The Democrats would love for you to think that way (unless you are a major CEO, of course!), but if it were true Ralph Nader's Green Party wouldn't have stolen so many progressive voters away from the Democrats in the 2000 Presidential elections. President Bill Clinton, who was savagely attacked by a well-funded and organized right wing throughout his two terms in office, was no lovechild of the left. Political critic Noam Chomsky, filmmaker Michael Moore, and publications like The Nation offered cogent and damning criticism of many of his policies (Moore termed Clinton "a Republican-in-disguise"). Clinton's support of gay rights, the legality of abortion, and increased regulation of environmental polluters got him branded as a "liberal," but in fact he was more of a centrist on many issues. However, it is a fact that corporate financial backing is increasingly going the way of the Republican Party. Democrats, on the other hand, depend largely on the largess of trial lawyers. Here's where we see the right-wing (pro-corporation) vs. left-wing (pro-Average-Joe) paradigm play out. As Republicans like former Senator Jesse Helms watched helplessly, Democrat-supported trial lawyers, working on behalf of "regular people" and in conjunction with many states' attorneys-general (not all of whom were Democrats), backed the tobacco industry into a corner then shamelessly shook them down. No small part of the economic prosperity of that decade was due to the exploitation of these fat-cat corporations. True Marxist leftism, however, would have disabled the tobacco industry and put it completely into the hands of its workers--its suppliers, secretaries, machine operators. Even trial lawyers would never go that far. They reaped huge settlements, increased their own personal fortunes, then retreated. The industry has suffered greatly but its infrastructure remains intact. So the mainstream, typically Democrat left wing is a far cry from the radical leftism espoused by Marx and still active outside the edifices of government by, for example, the anti-globalism movement.
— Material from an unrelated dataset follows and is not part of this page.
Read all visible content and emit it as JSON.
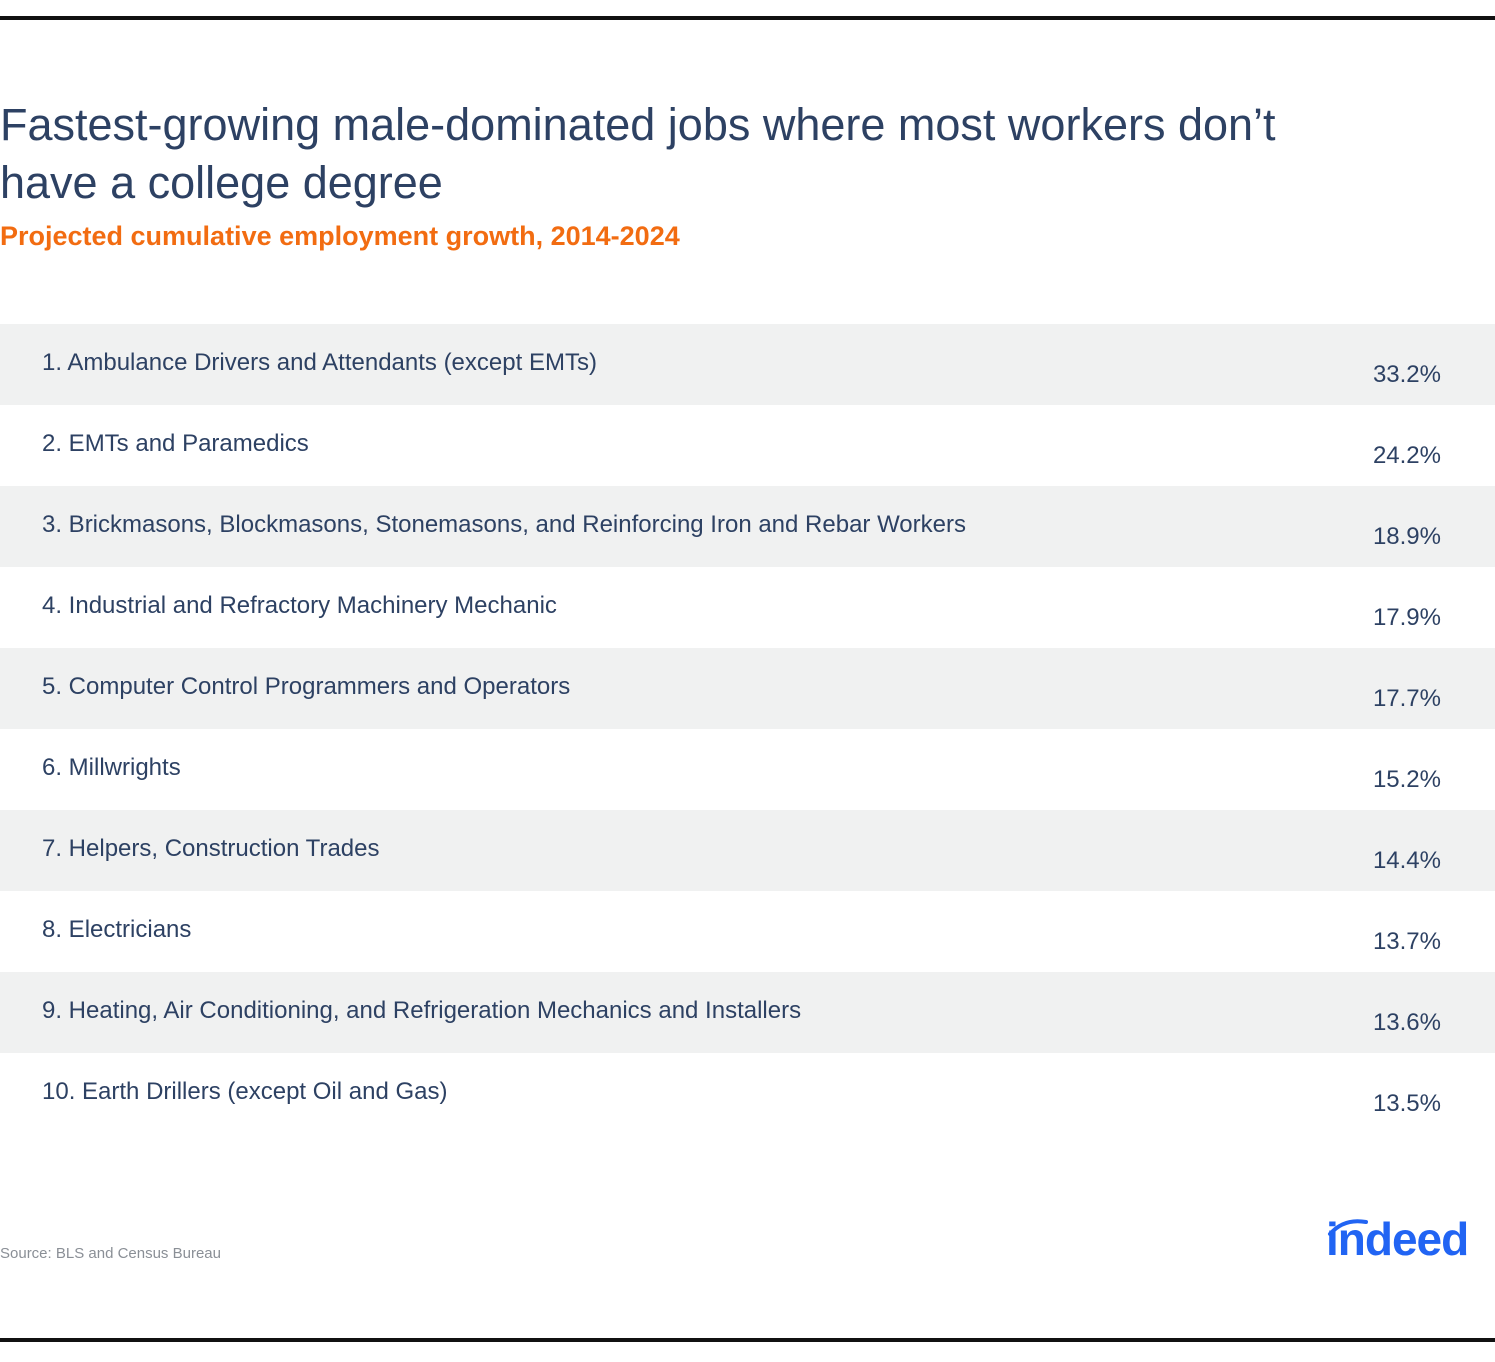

So the Democrats aren't really left-wing?
Because the Republican Party has moved so far to the right, the Democrats seem left-wing, but in fact many Democrats are traditional centrists. The kind of Marxist leftists we have today proclaim themselves anarchists. They desire revolution. The mainstream television news media, however, largely ignore this movement and focus instead of the drama of Democrats versus Republicans--especially when it comes to issues central to the so-called "culture war" (gay rights, abortion, gun control, etc.) being waged in the United States. These "wars" have polarized the two parties like never before. In such a vitriolic environment, political centrism is more than just a position: it is the tie that binds.